自転車で鉄輪温泉の方へ向かう。甘味茶屋で名物のとり天やだんご汁、やせうまのセットを食べる。確かにとり天は、知っている食材のみで構成されているのに、おいしい。離乳食ばかり食べてきた子供が初めてダブルチーズバーガーを食べたときの感情はこんな感じだろう。とり天がダブルチーズバーガーのような味だとか、とり天のおいしさがダブルチーズバーガーと同じくらいだとかと言っているのではない。
時間許す限り、地獄をめぐる。空間的にも離れておりしかたがないのだろうが、7つの地獄は統一された観光地としてのパッケージングが曖昧で、誰もが戸惑いながら巡っている様子がグループ客の会話から窺える。「それぞれの地獄って別のとこが運営してんの?」「かまど地獄と白池地獄って何が違うの?」と。そして、「まあ結局、海地獄さえ行けばいいんでしょ」と同じような会話をあちこちで耳にする。地獄めぐり観光化の歴史から見ても、おそらくそれは間違っていないのだろう。血の池地獄と龍巻地獄以外には足を運ぶことができる。🐊
竹田
豊後竹田駅はホームから大きな滝が見える。きれい。夜にはライトアップされている。
岡城跡へ向かう。この荒れ果てた山城跡で遊んだ印象から瀧廉太郎が「荒城の月」を作曲したことで有名である。観覧券発売所で100名城スタンプを押す。基本的に城は旅行ルートのチェックポイント的機能のために用いているのみで特に思い入れがないのだが、この場所は掛け値なしに美しいと感じる。説明するのが面倒なので、君自身の目で確かめてくれ。阿蘇溶結凝灰岩、石垣、大野川、稲葉川、阿蘇山、くじゅう連山、混合林。天守なんてなくてかまわない 大事なことはそんなんじゃない。
二の丸にある瀧廉太郎像は小学校の同窓であり彫刻家の朝倉文夫による作品である。

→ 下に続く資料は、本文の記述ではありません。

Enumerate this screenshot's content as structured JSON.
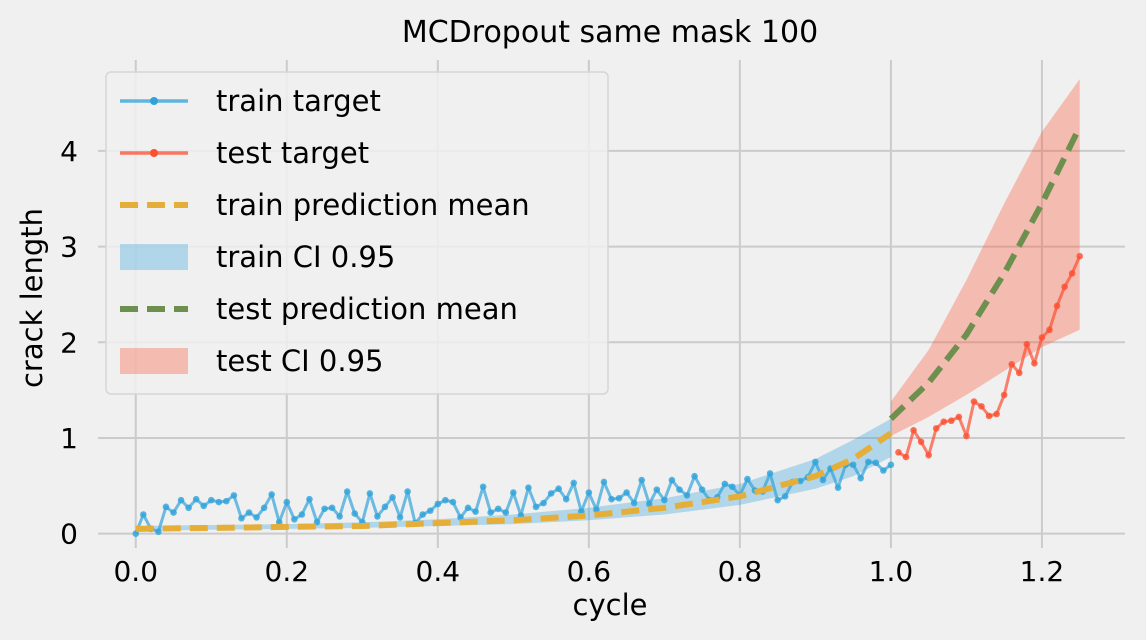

銅像裏面の刻文も美しい。
滝君とは竹田高等小学校の同窓であった。
君は十五才自分は十一才、この二つの教室は丁度
向かい合っていたので僅かに一年間ではあったが印象は割合に深い、志かしそれから君の亡くなるまでの十年間はほとんど何も思い出せないのに十一歳の印象を土台にして君の像を作ろうというのである。多少の不安を抱かぬでもなかったが、製作に着手してみると印象はだんだん冴えてきて古い記憶は再び新しくなり、追憶は次から次へと蘇る、学校の式場でオルガンの弾奏を許されていたのも君、裏山で尺八を吹いて全校の生徒を感激させたのも君、それは稲葉川の川瀬に和した忘れることのできない韻律であった。そして八年後には一世を画した名曲「四季」「箱根の山」「荒城の月」に不朽の名を留めたことなど、美しい思い出の中に楽しく仕事を終わつた。
大分
大分で下車し、府内城へ寄る。こちらは岡城と対照的な平城であるが、岡城と同様にほとんどの建造物が失われている。大手門下にご自由にどうぞスタイルで100名城スタンプが設置されており、24/7で押すことができる。

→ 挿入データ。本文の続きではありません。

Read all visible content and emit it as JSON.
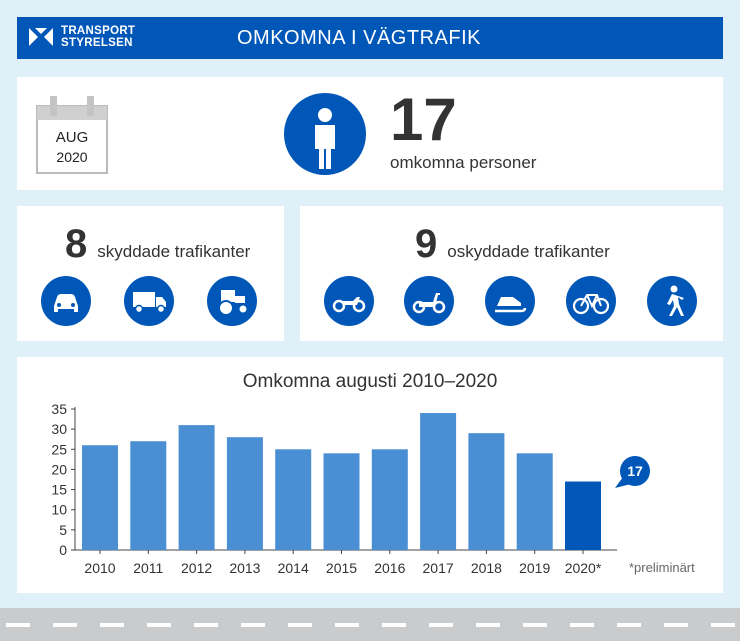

府内温泉で入浴する。ぬる湯とあつ湯、サウナ、水風呂。サウナのテレビはプロフェッショナル 仕事の流儀 橋本環奈スペシャル。
佐伯
小倉駅と鹿児島駅を結ぶJR日豊本線のうち、大分と宮崎の県境をまたぐ佐伯~延岡間は普通列車の運行本数が極めて少なく、上下合わせて3本のみである。この区間は通称「宗太郎越え」と呼ばれる。下りは佐伯駅6時18分発が延岡駅まで行ける最終の普通列車であるため、この区間を特急に乗らずに移動するためには佐伯駅周辺に宿泊する以外の現実的な選択肢が存在しない。よって、この区間を特急に乗らずに移動するために佐伯駅周辺に宿泊する。
スーパーマーケットで「迎春 佐賀牛の牛肉そば」、「幻の赤しそ寿司」、「兵六餅」と「パイナップルアメ」(「パインアメ」ではない)を購入し、ビジネスホテル清風荘へ向かう。部屋にはこたつが設置されている。「友達の家に泊まりに来た感覚でごゆっくりお寛ぎくださいませ」とのことである。